Five years later my then-husband, my two young sons and I decided to buy another house located in a completely different neighborhood. Moved in and settled, I met a lot of new people and saw a woman wearing a locket that was similar to the one I had given away. It looked pink just as Bess’ locket. “What kind of metal is that?” I asked the woman. “It’s pink gold. Belonged to my mother.”
My heart sunk. How could I have been so stupid in giving away something that not only my grandmother had kept but also something so valuable? At the time I gave it away I had no idea of its worth or the fact that it was pink gold. Becoming livid, I jumped in my car to go to the young couple’s house to admit my mistake only to find out that they had moved. My former neighbors who owned the house in which they rented had no idea where the Smiths had moved to or if it were here or out of state.
I never told anyone what I had done although it made me heartsick. That was forty four years ago and there isn’t a time that I don’t wonder where the locket is now: Did the receiver keep it? Did she sell it? Neither question can be answered for I have no idea where the Smiths moved to or if they are even alive.
Wish that my grandmother had told me that at some point the locket would be mine and that I had to become its keeper for had she said those words to me, I would have kept it.

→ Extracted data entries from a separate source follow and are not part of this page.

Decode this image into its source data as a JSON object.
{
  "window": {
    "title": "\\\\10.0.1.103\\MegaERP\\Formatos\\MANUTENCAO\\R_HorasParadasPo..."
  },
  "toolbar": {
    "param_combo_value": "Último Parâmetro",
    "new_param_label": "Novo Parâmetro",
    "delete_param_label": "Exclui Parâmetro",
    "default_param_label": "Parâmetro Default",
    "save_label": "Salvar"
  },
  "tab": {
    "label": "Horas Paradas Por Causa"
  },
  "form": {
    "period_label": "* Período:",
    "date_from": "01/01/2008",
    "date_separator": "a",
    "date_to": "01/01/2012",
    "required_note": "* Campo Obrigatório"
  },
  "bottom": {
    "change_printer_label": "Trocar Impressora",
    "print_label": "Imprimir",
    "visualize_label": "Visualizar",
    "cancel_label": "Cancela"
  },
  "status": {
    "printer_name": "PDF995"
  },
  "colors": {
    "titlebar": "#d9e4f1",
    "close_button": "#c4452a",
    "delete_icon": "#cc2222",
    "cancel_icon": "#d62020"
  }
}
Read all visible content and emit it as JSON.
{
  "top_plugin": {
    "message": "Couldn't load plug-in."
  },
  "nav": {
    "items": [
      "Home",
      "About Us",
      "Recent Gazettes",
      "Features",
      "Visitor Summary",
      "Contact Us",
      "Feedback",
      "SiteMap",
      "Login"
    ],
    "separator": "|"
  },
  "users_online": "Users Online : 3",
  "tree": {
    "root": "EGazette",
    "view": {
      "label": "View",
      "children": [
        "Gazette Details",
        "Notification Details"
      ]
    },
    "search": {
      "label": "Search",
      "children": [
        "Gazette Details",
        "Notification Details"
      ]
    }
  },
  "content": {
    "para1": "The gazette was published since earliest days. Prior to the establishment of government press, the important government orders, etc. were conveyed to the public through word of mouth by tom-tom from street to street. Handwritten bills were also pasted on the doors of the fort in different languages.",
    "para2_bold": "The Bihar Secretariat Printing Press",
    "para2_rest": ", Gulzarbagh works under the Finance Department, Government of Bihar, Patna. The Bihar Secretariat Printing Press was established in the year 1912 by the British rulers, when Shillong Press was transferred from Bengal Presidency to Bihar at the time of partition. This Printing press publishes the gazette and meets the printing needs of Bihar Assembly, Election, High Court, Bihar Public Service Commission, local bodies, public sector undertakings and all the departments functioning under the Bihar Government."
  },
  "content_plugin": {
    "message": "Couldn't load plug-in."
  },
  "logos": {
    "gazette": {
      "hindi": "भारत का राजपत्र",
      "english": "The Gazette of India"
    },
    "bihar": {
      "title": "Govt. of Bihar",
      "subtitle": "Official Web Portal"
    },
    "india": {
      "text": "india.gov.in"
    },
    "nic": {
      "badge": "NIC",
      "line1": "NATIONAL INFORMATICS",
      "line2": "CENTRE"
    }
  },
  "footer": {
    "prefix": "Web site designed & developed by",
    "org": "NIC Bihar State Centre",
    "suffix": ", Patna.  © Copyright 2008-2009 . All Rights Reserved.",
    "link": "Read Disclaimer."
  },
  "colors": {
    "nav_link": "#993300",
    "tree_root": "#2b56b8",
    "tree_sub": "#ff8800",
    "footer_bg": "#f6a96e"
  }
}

I would have treasured it and I would have passed it onto my granddaughter. But none of that happened nor can it happen.
There is a moral in this story and I’m sure that it is evident: “Think before you give something away and know its value.” As for me, I will forever mourn not keeping the big pink gold locket but gone is gone even if I do reflect upon it too much. No one knew anything about it but my grandmother and me. And now you know of the action of a young twenty-something woman who had no idea of what she was giving away—a treasured piece of jewelry. Often times I wish I could find the woman to whom I gave it and explain it all: Is it a pipe dream? Perhaps and perhaps not. Maybe she’s reading this story. Who knows?